東京大学大学院学際情報学府 卓越講義IoX
総合分析情報学研究法Ⅱ

担当:越塚登、住友貴広
時間:A2ターム、木曜5限(16:50-18:35)
場所:ダイワハウス石橋信夫記念ホール(ダイワユビキタス学術研究館) 他


概要

近年、IT基盤の整備に伴い膨大で多様なデジタル情報が得られるようになった。分析情報学とは、このようにして得られたデジタル情報を、広い視野と複数の角度から複眼的に分析する新しい研究分野である。
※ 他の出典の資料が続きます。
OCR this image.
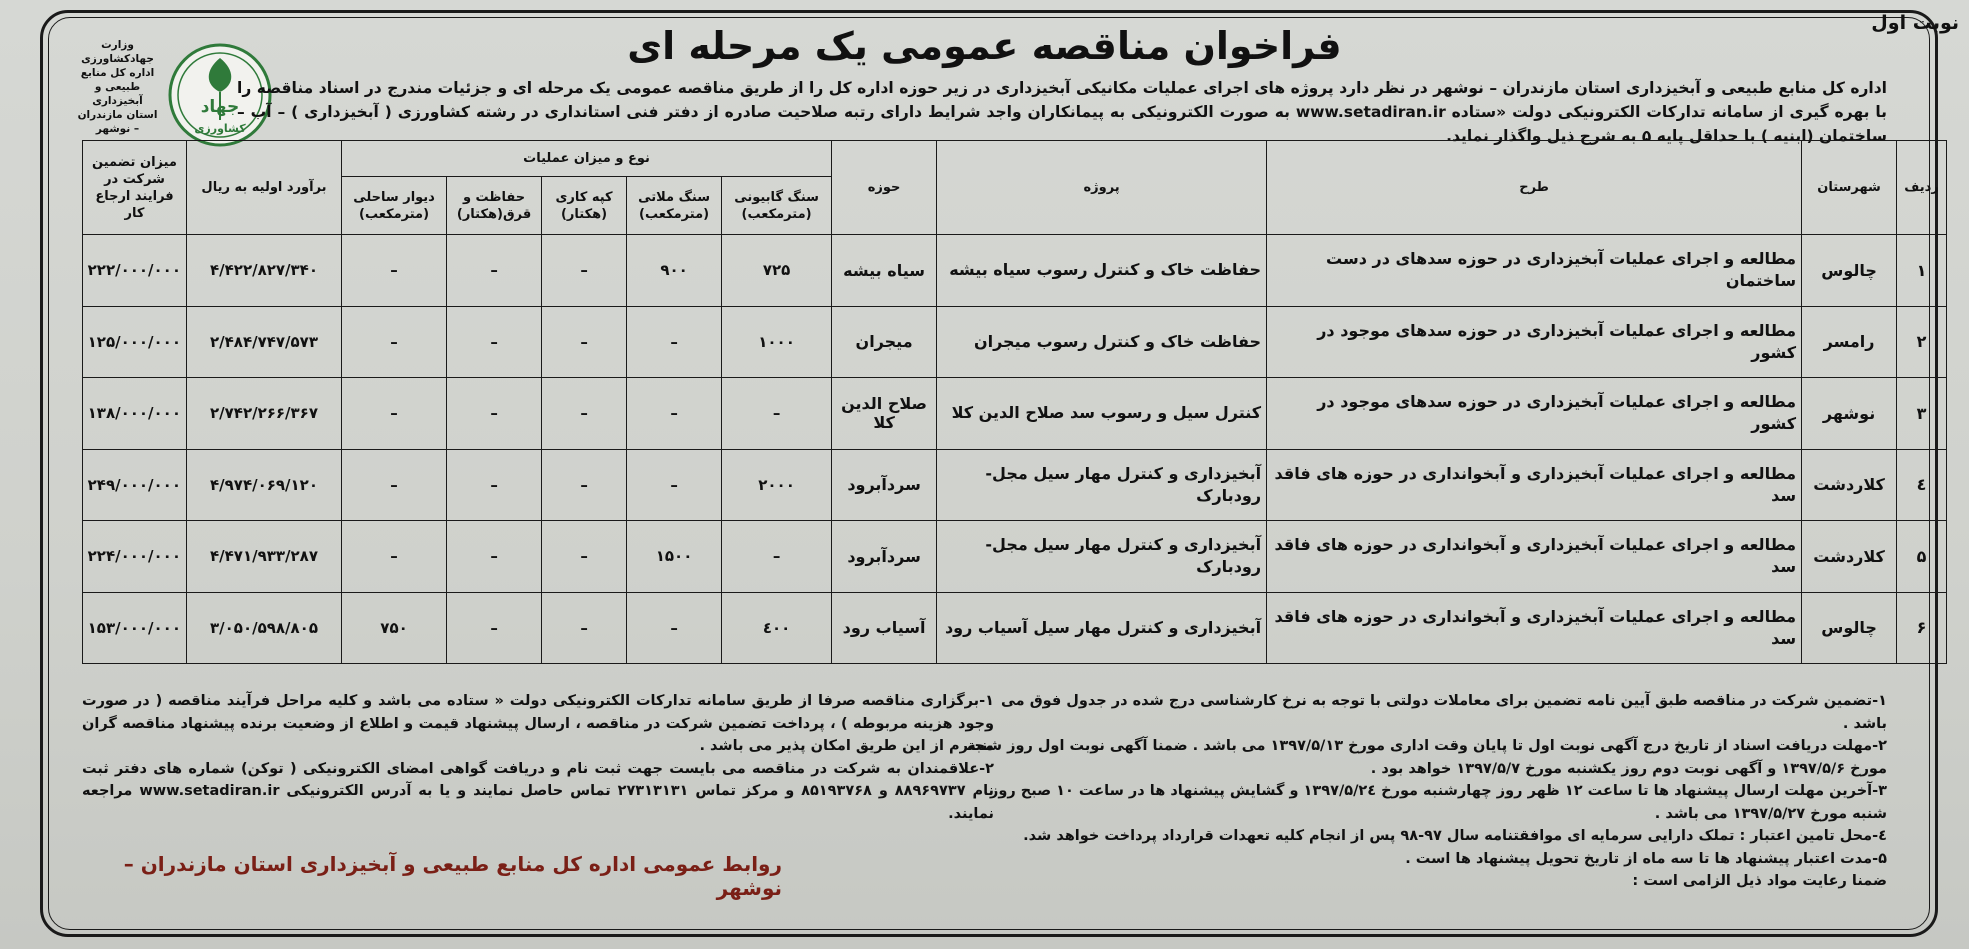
نوبت اول
فراخوان مناقصه عمومی یک مرحله ای
جهاد
کشاورزی
وزارت جهادکشاورزی اداره کل منابع طبیعی و آبخیزداری استان مازندران – نوشهر
اداره کل منابع طبیعی و آبخیزداری استان مازندران – نوشهر در نظر دارد پروژه های اجرای عملیات مکانیکی آبخیزداری در زیر حوزه اداره کل را از طریق مناقصه عمومی یک مرحله ای و جزئیات مندرج در اسناد مناقصه را با بهره گیری از سامانه تدارکات الکترونیکی دولت «ستاده www.setadiran.ir به صورت الکترونیکی به پیمانکاران واجد شرایط دارای رتبه صلاحیت صادره از دفتر فنی استانداری در رشته کشاورزی ( آبخیزداری ) – آب – ساختمان (ابنیه ) با حداقل پایه ۵ به شرح ذیل واگذار نماید.
ردیف	شهرستان	طرح	پروژه	حوزه	نوع و میزان عملیات					برآورد اولیه به ریال	میزان تضمین شرکت در فرایند ارجاع کار
					سنگ گابیونی (مترمکعب)	سنگ ملاتی (مترمکعب)	کپه کاری (هکتار)	حفاظت و قرق(هکتار)	دیوار ساحلی (مترمکعب)		
۱	چالوس	مطالعه و اجرای عملیات آبخیزداری در حوزه سدهای در دست ساختمان	حفاظت خاک و کنترل رسوب سیاه بیشه	سیاه بیشه	۷۲۵	۹۰۰	–	–	–	۴/۴۲۲/۸۲۷/۳۴۰	۲۲۲/۰۰۰/۰۰۰
۲	رامسر	مطالعه و اجرای عملیات آبخیزداری در حوزه سدهای موجود در کشور	حفاظت خاک و کنترل رسوب میجران	میجران	۱۰۰۰	–	–	–	–	۲/۴۸۴/۷۴۷/۵۷۳	۱۲۵/۰۰۰/۰۰۰
۳	نوشهر	مطالعه و اجرای عملیات آبخیزداری در حوزه سدهای موجود در کشور	کنترل سیل و رسوب سد صلاح الدین کلا	صلاح الدین کلا	–	–	–	–	–	۲/۷۴۲/۲۶۶/۳۶۷	۱۳۸/۰۰۰/۰۰۰
٤	کلاردشت	مطالعه و اجرای عملیات آبخیزداری و آبخوانداری در حوزه های فاقد سد	آبخیزداری و کنترل مهار سیل مجل- رودبارک	سردآبرود	۲۰۰۰	–	–	–	–	۴/۹۷۴/۰۶۹/۱۲۰	۲۴۹/۰۰۰/۰۰۰
۵	کلاردشت	مطالعه و اجرای عملیات آبخیزداری و آبخوانداری در حوزه های فاقد سد	آبخیزداری و کنترل مهار سیل مجل- رودبارک	سردآبرود	–	۱۵۰۰	–	–	–	۴/۴۷۱/۹۳۳/۲۸۷	۲۲۴/۰۰۰/۰۰۰
۶	چالوس	مطالعه و اجرای عملیات آبخیزداری و آبخوانداری در حوزه های فاقد سد	آبخیزداری و کنترل مهار سیل آسیاب رود	آسیاب رود	٤٠٠	–	–	–	۷۵۰	۳/۰۵۰/۵۹۸/۸۰۵	۱۵۳/۰۰۰/۰۰۰
۱-تضمین شرکت در مناقصه طبق آیین نامه تضمین برای معاملات دولتی با توجه به نرخ کارشناسی درج شده در جدول فوق می باشد .
۲-مهلت دریافت اسناد از تاریخ درج آگهی نوبت اول تا پایان وقت اداری مورخ ۱۳۹۷/۵/۱۳ می باشد . ضمنا آگهی نوبت اول روز شنبه مورخ ۱۳۹۷/۵/۶ و آگهی نوبت دوم روز یکشنبه مورخ ۱۳۹۷/۵/۷ خواهد بود .
۳-آخرین مهلت ارسال پیشنهاد ها تا ساعت ۱۲ ظهر روز چهارشنبه مورخ ۱۳۹۷/۵/۲٤ و گشایش پیشنهاد ها در ساعت ۱۰ صبح روز شنبه مورخ ۱۳۹۷/۵/۲۷ می باشد .
٤-محل تامین اعتبار : تملک دارایی سرمایه ای موافقتنامه سال ۹۷-۹۸ پس از انجام کلیه تعهدات قرارداد پرداخت خواهد شد.
۵-مدت اعتبار پیشنهاد ها تا سه ماه از تاریخ تحویل پیشنهاد ها است .
ضمنا رعایت مواد ذیل الزامی است :
۱-برگزاری مناقصه صرفا از طریق سامانه تدارکات الکترونیکی دولت « ستاده می باشد و کلیه مراحل فرآیند مناقصه ( در صورت وجود هزینه مربوطه ) ، پرداخت تضمین شرکت در مناقصه ، ارسال پیشنهاد قیمت و اطلاع از وضعیت برنده پیشنهاد مناقصه گران محترم از این طریق امکان پذیر می باشد .
۲-علاقمندان به شرکت در مناقصه می بایست جهت ثبت نام و دریافت گواهی امضای الکترونیکی ( توکن) شماره های دفتر ثبت نام ۸۸۹۶۹۷۳۷ و ۸۵۱۹۳۷۶۸ و مرکز تماس ۲۷۳۱۳۱۳۱ تماس حاصل نمایند و یا به آدرس الکترونیکی www.setadiran.ir مراجعه نمایند.
روابط عمومی اداره کل منابع طبیعی و آبخیزداری استان مازندران – نوشهر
本科目では、状況認識技術やそれによって得られた膨大なデジタル情報を他の様々な分野に適用する応用を扱う。 総合分析情報学コースの教員及び、学外より専門家の方々をお招きして、現在の先端的な情報通信技術やそれを利活用できる様々な応用分野、そのビジネスや政策を含め、幅広い内容をダイジェストで講義します。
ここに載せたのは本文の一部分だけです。